ETF Options 101: 3 Ways To Go Long SPY

September 17, 2015

This is a weekly column focusing on ETF options by Scott Nations, a proprietary trader and financial engineer with about 20 years of experience in options.

Savvy ETF investors like to use options because there are so many different strategies that express the same general market outlook. One strategy might collect premium, one might cost premium and one might be done for no net premium, meaning an investor can tailor her strategy for her specific market outlook rather than just using the blunt instrument of buying or shorting the ETF.

For example, a bullish investor might buy a call option that will cost premium, or she might sell a put option that will generate premium, or she might combine the two in a third structure that doesn’t pay or generate much premium, but that will have a unique payoff profile.

3 Options Plays On Spy
An investor who is bullish on the SPDR S&P 500 ETF (SPY | A-99) could simply buy a call option and get bullish exposure. Unfortunately, that requires paying premium. However, that premium would be our maximum potential loss, while the potential profit is theoretically unlimited; as long as SPY continues to rally, our call purchase will continue to increase in profit.
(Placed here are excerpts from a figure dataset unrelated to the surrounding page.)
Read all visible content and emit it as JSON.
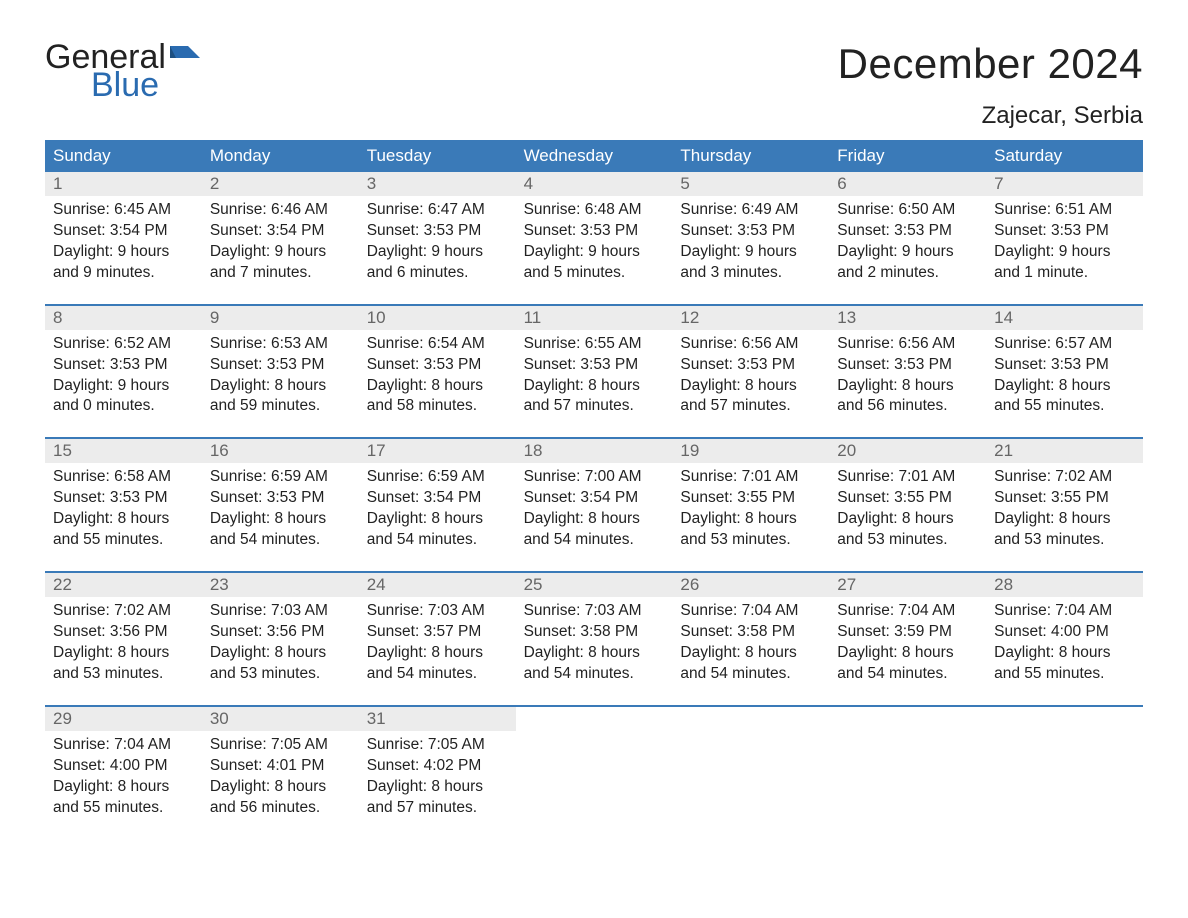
{
  "brand": {
    "word1": "General",
    "word2": "Blue",
    "brand_color": "#2a6bb0"
  },
  "title": "December 2024",
  "location": "Zajecar, Serbia",
  "colors": {
    "header_bg": "#3a7ab8",
    "header_text": "#ffffff",
    "daynum_bg": "#ececec",
    "daynum_text": "#666666",
    "text": "#222222",
    "week_border": "#3a7ab8"
  },
  "fonts": {
    "title_size_pt": 32,
    "location_size_pt": 18,
    "dow_size_pt": 13,
    "body_size_pt": 11
  },
  "dow": [
    "Sunday",
    "Monday",
    "Tuesday",
    "Wednesday",
    "Thursday",
    "Friday",
    "Saturday"
  ],
  "weeks": [
    [
      {
        "n": "1",
        "sr": "6:45 AM",
        "ss": "3:54 PM",
        "dl": "9 hours",
        "dm": "and 9 minutes."
      },
      {
        "n": "2",
        "sr": "6:46 AM",
        "ss": "3:54 PM",
        "dl": "9 hours",
        "dm": "and 7 minutes."
      },
      {
        "n": "3",
        "sr": "6:47 AM",
        "ss": "3:53 PM",
        "dl": "9 hours",
        "dm": "and 6 minutes."
      },
      {
        "n": "4",
        "sr": "6:48 AM",
        "ss": "3:53 PM",
        "dl": "9 hours",
        "dm": "and 5 minutes."
      },
      {
        "n": "5",
        "sr": "6:49 AM",
        "ss": "3:53 PM",
        "dl": "9 hours",
        "dm": "and 3 minutes."
      },
      {
        "n": "6",
        "sr": "6:50 AM",
        "ss": "3:53 PM",
        "dl": "9 hours",
        "dm": "and 2 minutes."
      },
      {
        "n": "7",
        "sr": "6:51 AM",
        "ss": "3:53 PM",
        "dl": "9 hours",
        "dm": "and 1 minute."
      }
    ],
    [
      {
        "n": "8",
        "sr": "6:52 AM",
        "ss": "3:53 PM",
        "dl": "9 hours",
        "dm": "and 0 minutes."
      },
      {
        "n": "9",
        "sr": "6:53 AM",
        "ss": "3:53 PM",
        "dl": "8 hours",
        "dm": "and 59 minutes."
      },
      {
        "n": "10",
        "sr": "6:54 AM",
        "ss": "3:53 PM",
        "dl": "8 hours",
        "dm": "and 58 minutes."
      },
      {
        "n": "11",
        "sr": "6:55 AM",
        "ss": "3:53 PM",
        "dl": "8 hours",
        "dm": "and 57 minutes."
      },
      {
        "n": "12",
        "sr": "6:56 AM",
        "ss": "3:53 PM",
        "dl": "8 hours",
        "dm": "and 57 minutes."
      },
      {
        "n": "13",
        "sr": "6:56 AM",
        "ss": "3:53 PM",
        "dl": "8 hours",
        "dm": "and 56 minutes."
      },
      {
        "n": "14",
        "sr": "6:57 AM",
        "ss": "3:53 PM",
        "dl": "8 hours",
        "dm": "and 55 minutes."
      }
    ],
    [
      {
        "n": "15",
        "sr": "6:58 AM",
        "ss": "3:53 PM",
        "dl": "8 hours",
        "dm": "and 55 minutes."
      },
      {
        "n": "16",
        "sr": "6:59 AM",
        "ss": "3:53 PM",
        "dl": "8 hours",
        "dm": "and 54 minutes."
      },
      {
        "n": "17",
        "sr": "6:59 AM",
        "ss": "3:54 PM",
        "dl": "8 hours",
        "dm": "and 54 minutes."
      },
      {
        "n": "18",
        "sr": "7:00 AM",
        "ss": "3:54 PM",
        "dl": "8 hours",
        "dm": "and 54 minutes."
      },
      {
        "n": "19",
        "sr": "7:01 AM",
        "ss": "3:55 PM",
        "dl": "8 hours",
        "dm": "and 53 minutes."
      },
      {
        "n": "20",
        "sr": "7:01 AM",
        "ss": "3:55 PM",
        "dl": "8 hours",
        "dm": "and 53 minutes."
      },
      {
        "n": "21",
        "sr": "7:02 AM",
        "ss": "3:55 PM",
        "dl": "8 hours",
        "dm": "and 53 minutes."
      }
    ],
    [
      {
        "n": "22",
        "sr": "7:02 AM",
        "ss": "3:56 PM",
        "dl": "8 hours",
        "dm": "and 53 minutes."
      },
      {
        "n": "23",
        "sr": "7:03 AM",
        "ss": "3:56 PM",
        "dl": "8 hours",
        "dm": "and 53 minutes."
      },
      {
        "n": "24",
        "sr": "7:03 AM",
        "ss": "3:57 PM",
        "dl": "8 hours",
        "dm": "and 54 minutes."
      },
      {
        "n": "25",
        "sr": "7:03 AM",
        "ss": "3:58 PM",
        "dl": "8 hours",
        "dm": "and 54 minutes."
      },
      {
        "n": "26",
        "sr": "7:04 AM",
        "ss": "3:58 PM",
        "dl": "8 hours",
        "dm": "and 54 minutes."
      },
      {
        "n": "27",
        "sr": "7:04 AM",
        "ss": "3:59 PM",
        "dl": "8 hours",
        "dm": "and 54 minutes."
      },
      {
        "n": "28",
        "sr": "7:04 AM",
        "ss": "4:00 PM",
        "dl": "8 hours",
        "dm": "and 55 minutes."
      }
    ],
    [
      {
        "n": "29",
        "sr": "7:04 AM",
        "ss": "4:00 PM",
        "dl": "8 hours",
        "dm": "and 55 minutes."
      },
      {
        "n": "30",
        "sr": "7:05 AM",
        "ss": "4:01 PM",
        "dl": "8 hours",
        "dm": "and 56 minutes."
      },
      {
        "n": "31",
        "sr": "7:05 AM",
        "ss": "4:02 PM",
        "dl": "8 hours",
        "dm": "and 57 minutes."
      },
      null,
      null,
      null,
      null
    ]
  ],
  "labels": {
    "sunrise": "Sunrise:",
    "sunset": "Sunset:",
    "daylight": "Daylight:"
  }
}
With SPY at $199.72 recently, an investor could have bought the November $201 strike call for $4.85 per share. This call option would give the call owner the right to buy 100 shares of SPY at $201.00 at any time prior to option expiration. While the premium paid is the maximum potential loss, the downside of this trade is that SPY must rally for the trade to be profitable, as you can see:

Selling A SPY Put Option
As an alternative, a bullish investor could also sell a put option in SPY to get bullish-to-sideways exposure.

Selling a put option generates option premium that the put seller gets to pocket, no matter how low SPY goes. If SPY drops below the strike price of the put option at expiration, our put seller will end up buying the stock at the strike price, although the premium received will lower the effective purchase price of the shares; selling a put option is a little like a limit order to buy the shares.

Since this is the case, the potential loss is similar to that from owning the shares—as you can see from this example, again, with SPY at $199.72, but in this case, selling the November $195 strike put option at $4.90. The breakeven has now been lowered to just $190.10. Above there, this trade is profitable, but the profit is limited to just the $4.90 in premium collected.